When you aren't certain whether the integration can work inside NMinimize and your integral is simple enough then just pull the integration outside the NMinimize.
In[1]:= int =
Integrate[
1 - (E^(-c*Subscript[k, 1]/w*r))^Subscript[a, 1]* (E^(-c*Subscript[k, 2]/w*r))^Subscript[a, 2]*
(E^(-c*Subscript[k, 3]/w*r))^Subscript[a, 3]* (E^(-c*Subscript[k, 4]/w*r))^Subscript[a, 4],
{r, Subscript[r, q], Subscript[r, q2]}] /.
{w->3140, Subscript[k,1]->34, Subscript[k,2]->27, Subscript[k,3]->20,
Subscript[k,4]->14, c->0.79788456, Subscript[r,q]->475, Subscript[r,q2]->1200}
Out[1]= 725 - (3935.41 (-0.0000314404^Subscript[a,1] 0.000265751^Subscript[a,2]
0.00224628^Subscript[a,3] 0.0139967^Subscript[a,4] + 0.0165103^Subscript[a,1]

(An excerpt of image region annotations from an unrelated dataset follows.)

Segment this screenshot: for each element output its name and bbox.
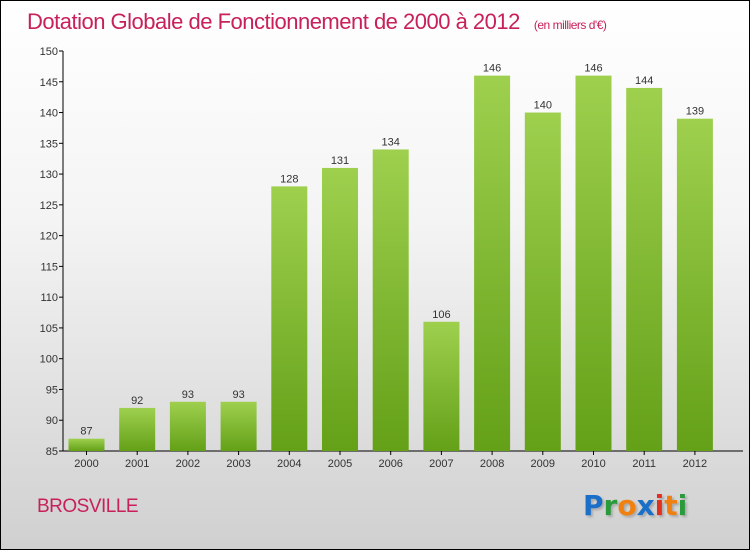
chart-title: Dotation Globale de Fonctionnement de 20… <box>27 9 607 35</box>
y-tick-label: 130 <box>40 169 58 181</box>
city-name: BROSVILLE <box>37 496 139 517</box>
x-tick-label: 2000 <box>74 458 98 470</box>
y-tick-label: 145 <box>40 77 58 89</box>
bar-2010 <box>575 75 612 451</box>
bar-2004 <box>271 186 308 451</box>
x-tick-label: 2008 <box>480 458 504 470</box>
data-label: 140 <box>534 100 552 112</box>
y-tick-label: 150 <box>40 46 58 58</box>
data-label: 92 <box>131 395 143 407</box>
logo-letter: P <box>583 489 604 522</box>
bar-2012 <box>676 118 713 451</box>
bar-2011 <box>626 87 663 451</box>
data-label: 93 <box>182 389 194 401</box>
y-tick-label: 110 <box>40 292 58 304</box>
x-tick-label: 2005 <box>328 458 352 470</box>
y-tick-label: 120 <box>40 231 58 243</box>
y-tick-label: 95 <box>46 384 58 396</box>
logo-letter: o <box>617 489 637 522</box>
data-label: 146 <box>483 63 501 75</box>
x-tick-label: 2002 <box>176 458 200 470</box>
x-tick-label: 2003 <box>226 458 250 470</box>
bar-2001 <box>119 407 156 451</box>
bar-2009 <box>524 112 561 452</box>
logo-letter: r <box>603 489 618 522</box>
bar-2008 <box>474 75 511 451</box>
data-label: 139 <box>686 106 704 118</box>
data-label: 93 <box>232 389 244 401</box>
logo-letter: i <box>654 489 665 522</box>
bar-2005 <box>322 167 358 451</box>
data-label: 128 <box>280 173 298 185</box>
x-tick-label: 2007 <box>429 458 453 470</box>
x-tick-label: 2006 <box>378 458 402 470</box>
x-tick-label: 2001 <box>125 458 149 470</box>
y-tick-label: 100 <box>40 354 58 366</box>
proxiti-logo: Proxiti <box>583 489 687 522</box>
x-tick-label: 2010 <box>581 458 605 470</box>
chart-subtitle: (en milliers d'€) <box>533 18 607 32</box>
data-label: 106 <box>432 309 450 321</box>
bar-2007 <box>423 321 460 451</box>
x-tick-label: 2004 <box>277 458 301 470</box>
logo-letter: t <box>664 489 678 522</box>
y-tick-label: 125 <box>40 200 58 212</box>
data-label: 134 <box>382 136 400 148</box>
bar-2006 <box>372 149 409 451</box>
bar-2003 <box>220 401 257 451</box>
bar-2000 <box>68 438 105 451</box>
logo-letter: x <box>636 489 655 522</box>
bar-2002 <box>169 401 206 451</box>
y-tick-label: 105 <box>40 323 58 335</box>
y-tick-label: 90 <box>46 415 58 427</box>
x-tick-label: 2009 <box>531 458 555 470</box>
data-label: 87 <box>80 426 92 438</box>
y-tick-label: 140 <box>40 108 58 120</box>
x-tick-label: 2012 <box>683 458 707 470</box>
y-tick-label: 85 <box>46 446 58 458</box>
data-label: 131 <box>331 155 349 167</box>
y-tick-label: 115 <box>40 261 58 273</box>
data-label: 146 <box>584 63 602 75</box>
data-label: 144 <box>635 75 653 87</box>
logo-letter: i <box>677 489 688 522</box>
title-text: Dotation Globale de Fonctionnement de 20… <box>27 9 520 34</box>
y-tick-label: 135 <box>40 138 58 150</box>
x-tick-label: 2011 <box>632 458 656 470</box>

0.0384316^Subscript[a,2]0.0894584^Subscript[a,3] 0.184559^Subscript[a,4]))/
(34 Subscript[a,1] + 27 Subscript[a,2] + 20 Subscript[a,3] + 14 Subscript[a,4])
Next, I don't see in the documentation that you can simply declare 'Integers', as you can do in a few other functions. I do see that you can declare that particular variables are in the domain of Integers. I will skip that for the moment and look at the minimization
In[2]:= NMinimize[{int, {Subscript[a,1]>=0, Subscript[a,2]>=0, Subscript[a,3]>=0, Subscript[a,4]>=0,
Subscript[a,1]+Subscript[a,2]+Subscript[a,3]+Subscript[a,4]==100}},
{Subscript[a,1], Subscript[a,2], Subscript[a,3], Subscript[a,4]}]
During evaluation of In[2]:= NMinimize::cvmit: Failed to converge to the requested accuracy or precision within 100 iterations. >>
Out[2]= {725., {Subscript[a,1]->90.2067, Subscript[a,2]->4.37246, Subscript[a,3]->2.76843, Subscript[a,4]->2.65242}}
The warning about convergence might not be serious. This is likely because of the precision of the parameters that you have used.
This is not a complete solution to your problem, but perhaps you can adapt this to get where you need to go.